South Padres Island, TX, 2001. Minneapolis, MN, 2007. Seattle, WA, 2013. Three towns in three different parts of the country, yet inextricably linked by a common type of disaster – a bridge collapse. In the Minneapolis event, 13 people died and 145 were injured when a routine evening commute over I-35 turned deadly and over 100 cars ended up in the frigid waters of the Mississippi River.
Even though bridges are inanimate hulks made of steel and/or concrete, they tend to behave like organic beings, responding imperceptibly to the impact of traffic, weather or even poor design. Each time a car or truck thunders over it, a bridge strains, vibrates, deforms, tilts, displaces, cracks and in the process is irrevocably changed.
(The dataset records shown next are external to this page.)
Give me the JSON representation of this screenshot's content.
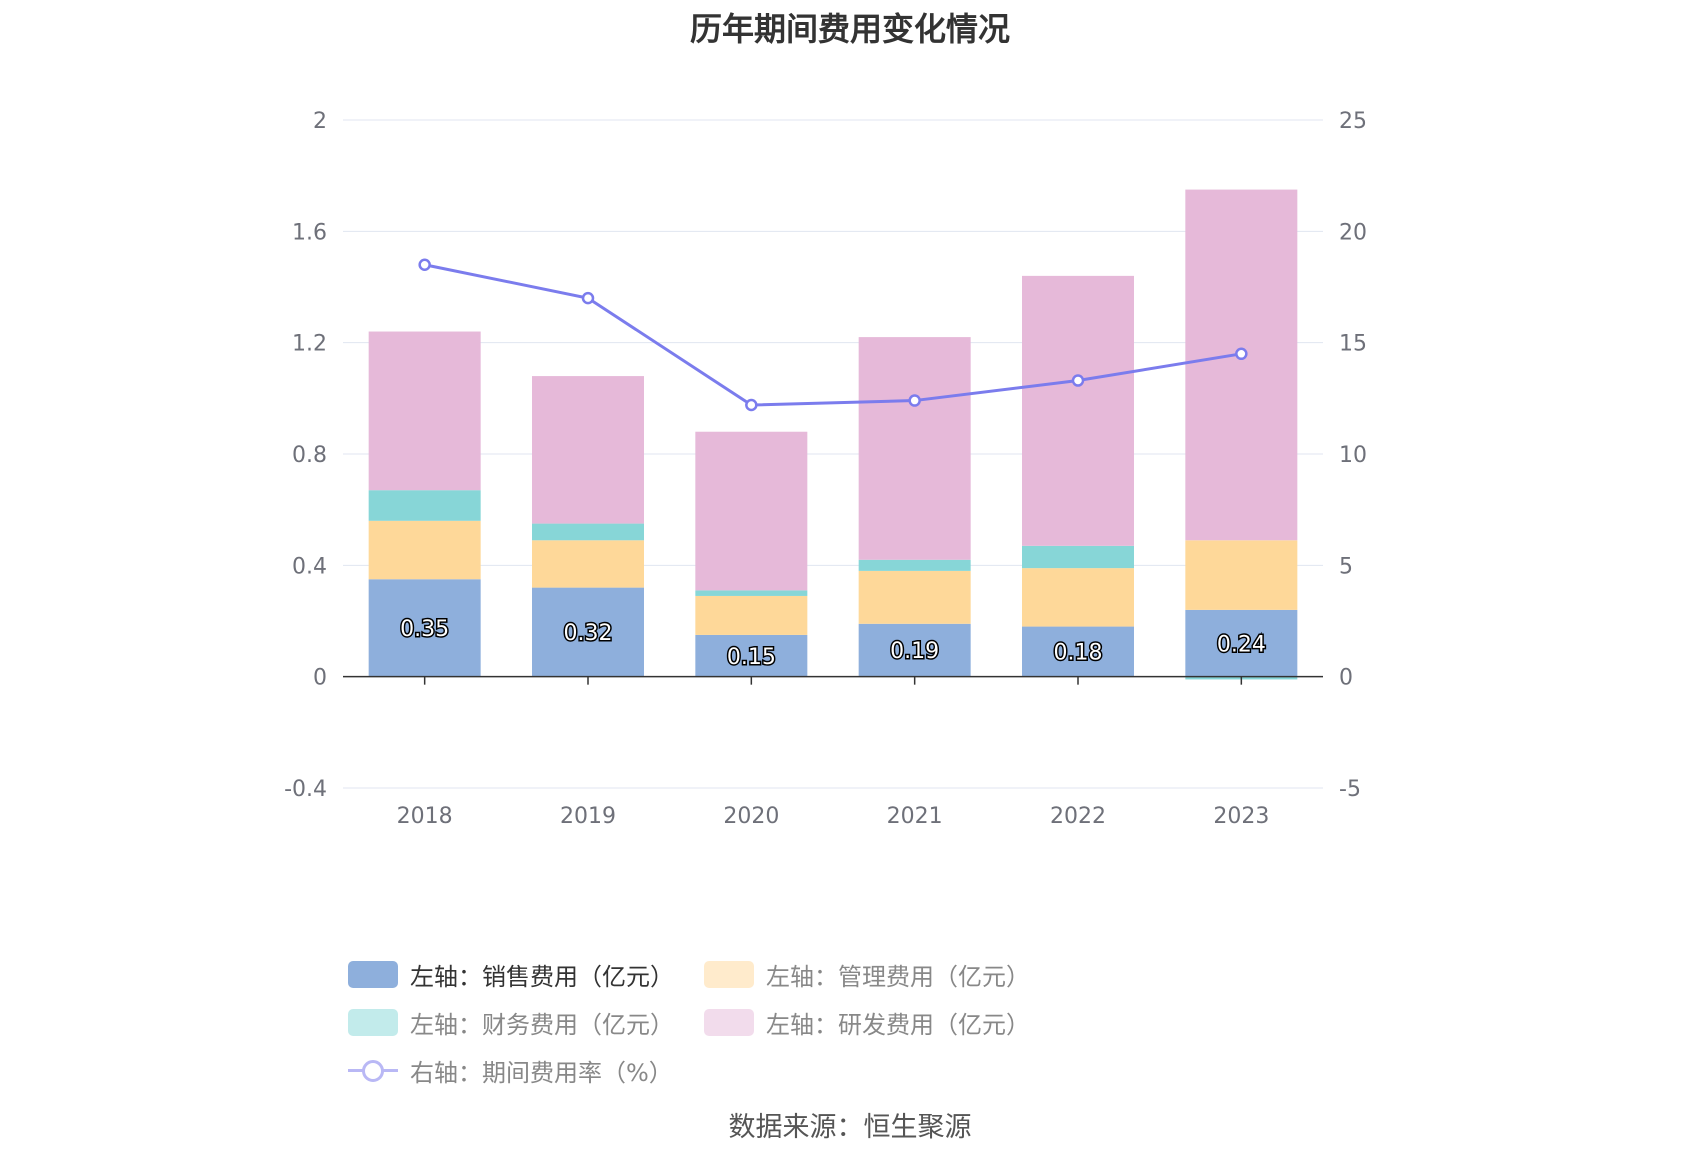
{
  "title": "历年期间费用变化情况",
  "source_text": "数据来源：恒生聚源",
  "colors": {
    "selling": "#8eafdc",
    "admin": "#fed899",
    "finance": "#87d6d7",
    "rnd": "#e6b9d9",
    "rate_line": "#7b7ced",
    "grid": "#e0e6f1",
    "axis": "#333333",
    "legend_admin": "#ffebcc",
    "legend_finance": "#c2ebeb",
    "legend_rnd": "#f2dcec"
  },
  "legend": [
    {
      "label": "左轴：销售费用（亿元）",
      "color": "#8eafdc",
      "active": true,
      "marker": "bar"
    },
    {
      "label": "左轴：管理费用（亿元）",
      "color": "#ffebcc",
      "active": false,
      "marker": "bar"
    },
    {
      "label": "左轴：财务费用（亿元）",
      "color": "#c2ebeb",
      "active": false,
      "marker": "bar"
    },
    {
      "label": "左轴：研发费用（亿元）",
      "color": "#f2dcec",
      "active": false,
      "marker": "bar"
    },
    {
      "label": "右轴：期间费用率（%）",
      "color": "#b9b8f5",
      "active": false,
      "marker": "line"
    }
  ],
  "chart_data": {
    "type": "bar",
    "stacked": true,
    "title": "历年期间费用变化情况",
    "categories": [
      "2018",
      "2019",
      "2020",
      "2021",
      "2022",
      "2023"
    ],
    "left_axis": {
      "ylim": [
        -0.4,
        2
      ],
      "ticks": [
        "-0.4",
        "0",
        "0.4",
        "0.8",
        "1.2",
        "1.6",
        "2"
      ],
      "tick_values": [
        -0.4,
        0,
        0.4,
        0.8,
        1.2,
        1.6,
        2
      ]
    },
    "right_axis": {
      "ylim": [
        -5,
        25
      ],
      "ticks": [
        "-5",
        "0",
        "5",
        "10",
        "15",
        "20",
        "25"
      ],
      "tick_values": [
        -5,
        0,
        5,
        10,
        15,
        20,
        25
      ]
    },
    "series": [
      {
        "name": "左轴：销售费用（亿元）",
        "axis": "left",
        "type": "bar",
        "values": [
          0.35,
          0.32,
          0.15,
          0.19,
          0.18,
          0.24
        ],
        "labels": [
          "0.35",
          "0.32",
          "0.15",
          "0.19",
          "0.18",
          "0.24"
        ]
      },
      {
        "name": "左轴：管理费用（亿元）",
        "axis": "left",
        "type": "bar",
        "values": [
          0.21,
          0.17,
          0.14,
          0.19,
          0.21,
          0.25
        ]
      },
      {
        "name": "左轴：财务费用（亿元）",
        "axis": "left",
        "type": "bar",
        "values": [
          0.11,
          0.06,
          0.02,
          0.04,
          0.08,
          -0.01
        ]
      },
      {
        "name": "左轴：研发费用（亿元）",
        "axis": "left",
        "type": "bar",
        "values": [
          0.57,
          0.53,
          0.57,
          0.8,
          0.97,
          1.26
        ]
      },
      {
        "name": "右轴：期间费用率（%）",
        "axis": "right",
        "type": "line",
        "values": [
          18.5,
          17.0,
          12.2,
          12.4,
          13.3,
          14.5
        ]
      }
    ],
    "grid": true,
    "legend_position": "bottom"
  }
}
Being able to measure and track these tiny changes is critical if we are to be able to predict which bridge needs modest repair work, which one is in imminent danger of collapse and which one will still has decades left to go. And that is where Big Data comes in, but more on that in a bit.
The US Dept. of Transportation maintains an exhaustive National Bridge Inventory that tracks over 600,000 bridges nationwide of which about 25% are classified as deficient. To be included in the registry, a bridge has to be more than 20 feet long, be used for vehicular traffic and must have a road passing above or below it. There are 2 basic types of deficiency classification that are used: (a) If a bridge doesn’t meet today’s standards (e.g. no shoulder), it is labeled as “functionally obsolete” (about 85,000 bridges or 14% of bridges fall in this category) (b) If the bridge includes a significant defect, which often means that speed or weight limits must be put on the bridge to ensure safety, it is labeled as “structurally deficient”. This is a 9-point scale and only an evaluation of 4 or lower qualifies a bridge as being tagged as “structurally deficient” (about 67,000 or 11% of bridges fall in this category).
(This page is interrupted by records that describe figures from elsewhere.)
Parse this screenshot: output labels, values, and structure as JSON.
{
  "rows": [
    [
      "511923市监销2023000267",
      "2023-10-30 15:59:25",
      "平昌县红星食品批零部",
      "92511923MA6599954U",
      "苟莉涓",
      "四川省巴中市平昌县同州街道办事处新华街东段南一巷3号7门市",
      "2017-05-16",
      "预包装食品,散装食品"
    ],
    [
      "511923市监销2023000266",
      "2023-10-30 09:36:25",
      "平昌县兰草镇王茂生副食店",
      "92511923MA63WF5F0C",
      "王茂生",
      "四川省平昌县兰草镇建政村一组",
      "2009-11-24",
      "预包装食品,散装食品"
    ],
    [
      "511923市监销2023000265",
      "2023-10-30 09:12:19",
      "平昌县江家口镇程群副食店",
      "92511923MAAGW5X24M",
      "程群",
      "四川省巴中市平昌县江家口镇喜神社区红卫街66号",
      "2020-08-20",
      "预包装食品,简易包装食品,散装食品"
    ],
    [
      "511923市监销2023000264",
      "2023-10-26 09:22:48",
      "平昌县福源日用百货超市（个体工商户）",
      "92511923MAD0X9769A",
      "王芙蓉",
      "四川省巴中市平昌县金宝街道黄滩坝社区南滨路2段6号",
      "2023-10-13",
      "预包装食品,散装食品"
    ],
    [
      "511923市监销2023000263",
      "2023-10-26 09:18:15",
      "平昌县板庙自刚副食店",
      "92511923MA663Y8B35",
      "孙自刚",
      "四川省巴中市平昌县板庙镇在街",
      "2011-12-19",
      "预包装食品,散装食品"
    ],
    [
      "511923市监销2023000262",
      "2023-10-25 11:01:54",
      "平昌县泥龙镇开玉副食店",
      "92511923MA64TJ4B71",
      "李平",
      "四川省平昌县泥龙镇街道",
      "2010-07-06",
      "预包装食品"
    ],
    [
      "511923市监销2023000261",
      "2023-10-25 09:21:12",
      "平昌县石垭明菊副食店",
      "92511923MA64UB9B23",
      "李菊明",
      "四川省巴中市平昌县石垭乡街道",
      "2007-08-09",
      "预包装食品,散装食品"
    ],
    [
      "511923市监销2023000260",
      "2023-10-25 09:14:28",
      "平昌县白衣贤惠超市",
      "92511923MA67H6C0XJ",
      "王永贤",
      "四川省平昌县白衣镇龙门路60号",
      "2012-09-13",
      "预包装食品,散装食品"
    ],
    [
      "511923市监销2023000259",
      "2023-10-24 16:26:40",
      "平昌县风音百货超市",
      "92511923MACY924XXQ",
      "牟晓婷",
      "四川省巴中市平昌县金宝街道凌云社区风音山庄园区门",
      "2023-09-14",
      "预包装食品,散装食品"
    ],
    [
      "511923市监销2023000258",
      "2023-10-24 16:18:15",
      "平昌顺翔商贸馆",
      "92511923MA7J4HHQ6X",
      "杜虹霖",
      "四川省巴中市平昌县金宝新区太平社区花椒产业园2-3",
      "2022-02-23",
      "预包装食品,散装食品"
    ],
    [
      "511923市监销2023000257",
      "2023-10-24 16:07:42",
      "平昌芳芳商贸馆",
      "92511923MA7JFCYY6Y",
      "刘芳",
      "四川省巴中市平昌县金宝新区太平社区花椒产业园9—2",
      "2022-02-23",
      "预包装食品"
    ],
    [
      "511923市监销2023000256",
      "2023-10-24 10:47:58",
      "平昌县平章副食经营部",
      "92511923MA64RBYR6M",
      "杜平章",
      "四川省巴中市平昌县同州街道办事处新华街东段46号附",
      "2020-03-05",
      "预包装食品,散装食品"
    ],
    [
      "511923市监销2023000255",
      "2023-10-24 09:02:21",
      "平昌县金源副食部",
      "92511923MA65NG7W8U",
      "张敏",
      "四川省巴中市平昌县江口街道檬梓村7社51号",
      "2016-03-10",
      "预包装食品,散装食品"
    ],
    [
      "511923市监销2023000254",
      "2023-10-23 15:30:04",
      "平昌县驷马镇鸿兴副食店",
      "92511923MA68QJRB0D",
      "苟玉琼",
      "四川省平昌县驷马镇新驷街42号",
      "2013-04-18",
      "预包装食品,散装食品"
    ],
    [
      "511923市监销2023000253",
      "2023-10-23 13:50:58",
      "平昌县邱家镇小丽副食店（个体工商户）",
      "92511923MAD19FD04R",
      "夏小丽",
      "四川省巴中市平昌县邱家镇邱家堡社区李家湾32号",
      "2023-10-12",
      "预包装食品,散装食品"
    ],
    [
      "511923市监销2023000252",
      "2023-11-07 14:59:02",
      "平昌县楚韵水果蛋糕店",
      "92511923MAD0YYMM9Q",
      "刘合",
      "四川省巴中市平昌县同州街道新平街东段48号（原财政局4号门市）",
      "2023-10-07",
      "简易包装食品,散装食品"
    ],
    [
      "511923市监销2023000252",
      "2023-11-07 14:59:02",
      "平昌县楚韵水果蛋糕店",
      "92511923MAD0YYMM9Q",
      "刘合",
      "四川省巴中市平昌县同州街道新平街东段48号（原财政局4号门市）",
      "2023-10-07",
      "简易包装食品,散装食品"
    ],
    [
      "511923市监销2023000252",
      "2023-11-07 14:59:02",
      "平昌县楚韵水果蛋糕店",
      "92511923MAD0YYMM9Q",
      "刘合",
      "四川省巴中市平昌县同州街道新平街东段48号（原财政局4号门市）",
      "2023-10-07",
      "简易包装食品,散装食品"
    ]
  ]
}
The financial impact of fixing deficient spans is hardly trivial and is estimated to be about US$76 Billion, according to the bipartisan Eno Center for Transportation in Washington DC. The funds for bridge repair typically come from the Federal Highway Administration’s Highway Trust Fund which raises them via a gasoline levy of 18.4 cents per gallon. However, with the emergence of more fuel efficient & hybrid vehicles, the money being brought in is nearly not enough to address the mammoth repair bill facing the nation. On top of that, this gas tax has not been raised since 1993 and given the current political dynamics is unlikely to happen anytime soon. Not surprisingly, the Highway trust Fund is estimated to go bankrupt by fiscal 2015, according to a recent report by the US Congressional Budget Office.
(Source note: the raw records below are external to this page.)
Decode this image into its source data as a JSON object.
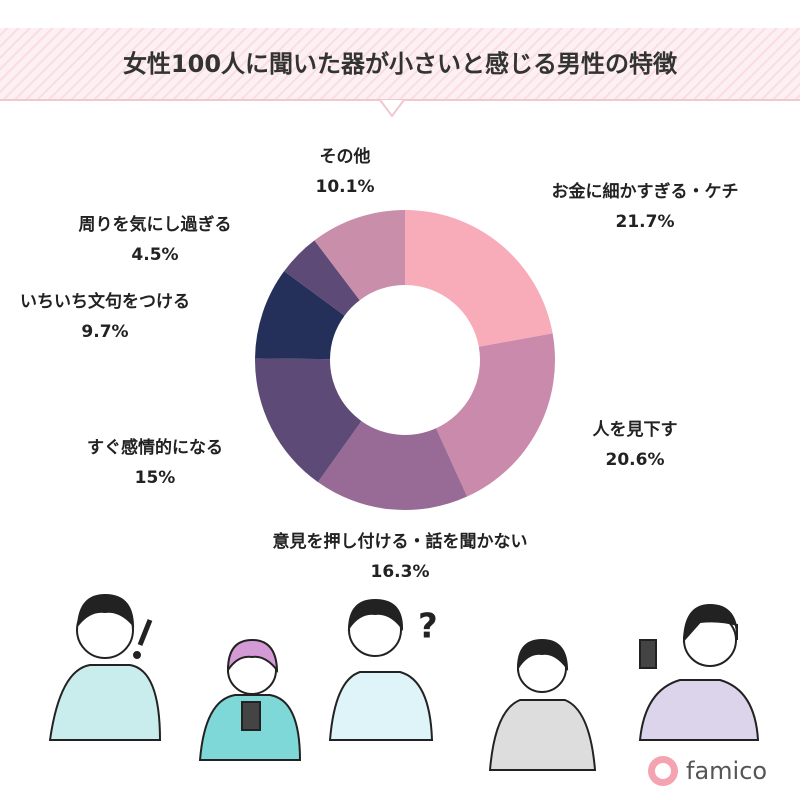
{
  "chart_data": {
    "type": "donut",
    "title": "女性100人に聞いた器が小さいと感じる男性の特徴",
    "categories": [
      "お金に細かすぎる・ケチ",
      "人を見下す",
      "意見を押し付ける・話を聞かない",
      "すぐ感情的になる",
      "いちいち文句をつける",
      "周りを気にし過ぎる",
      "その他"
    ],
    "values": [
      21.7,
      20.6,
      16.3,
      15,
      9.7,
      4.5,
      10.1
    ],
    "value_labels": [
      "21.7%",
      "20.6%",
      "16.3%",
      "15%",
      "9.7%",
      "4.5%",
      "10.1%"
    ],
    "colors": [
      "#f8abb9",
      "#c98aab",
      "#986b96",
      "#5d4a77",
      "#243059",
      "#5d4a77",
      "#c98eaa"
    ]
  },
  "brand": "famico"
}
Until recently, the only way to assess the state of a bridge was to manually inspect it, which is not only expensive (and fleeting in an era of budget sequester) but also of limited effectiveness since the human eye is not very good at identifying microscopic changes. Like everything else, however, technology, more specifically Big Data technology, is changing this as well.
Strategically placed sensors can now measure the various factors that impact the structural integrity of a bridge, including things like traffic load, weather, seismic events and even the physical properties of core components like steel & concrete. As part of a sophisticated bridge monitoring system, these sensors make it easier to both record the readings and to communicate the data to a central monitoring station, where analysis can be performed in real time to determine exactly what is going on with the span. In areas that have frequent seismic activity (e.g. Northern California) or massive traffic volumes (e.g. the Brooklyn Bridge), these sensors can be a critical tool in managing such vital infrastructure. The emergence and maturation of real-time technologies like SAP HANA can help authorities in keeping a very close real-time eye on the state of any given infrastructure, especially in cases where severe natural events can dramatically jeopardize the integrity of a bridge and impact public safety (e.g. after a flood, tornadoes, earthquakes etc). Having access to such depth of data can help administrators make the right decisions when it comes to allocating their limited budget and fixing infrastructure that has reached the end of its design life.
After all, no one wants to build yet another “Bridge to Nowhere” when major spans that carry hundreds of thousands of vehicles each day remain structurally deficient and in danger of catastrophic collapse.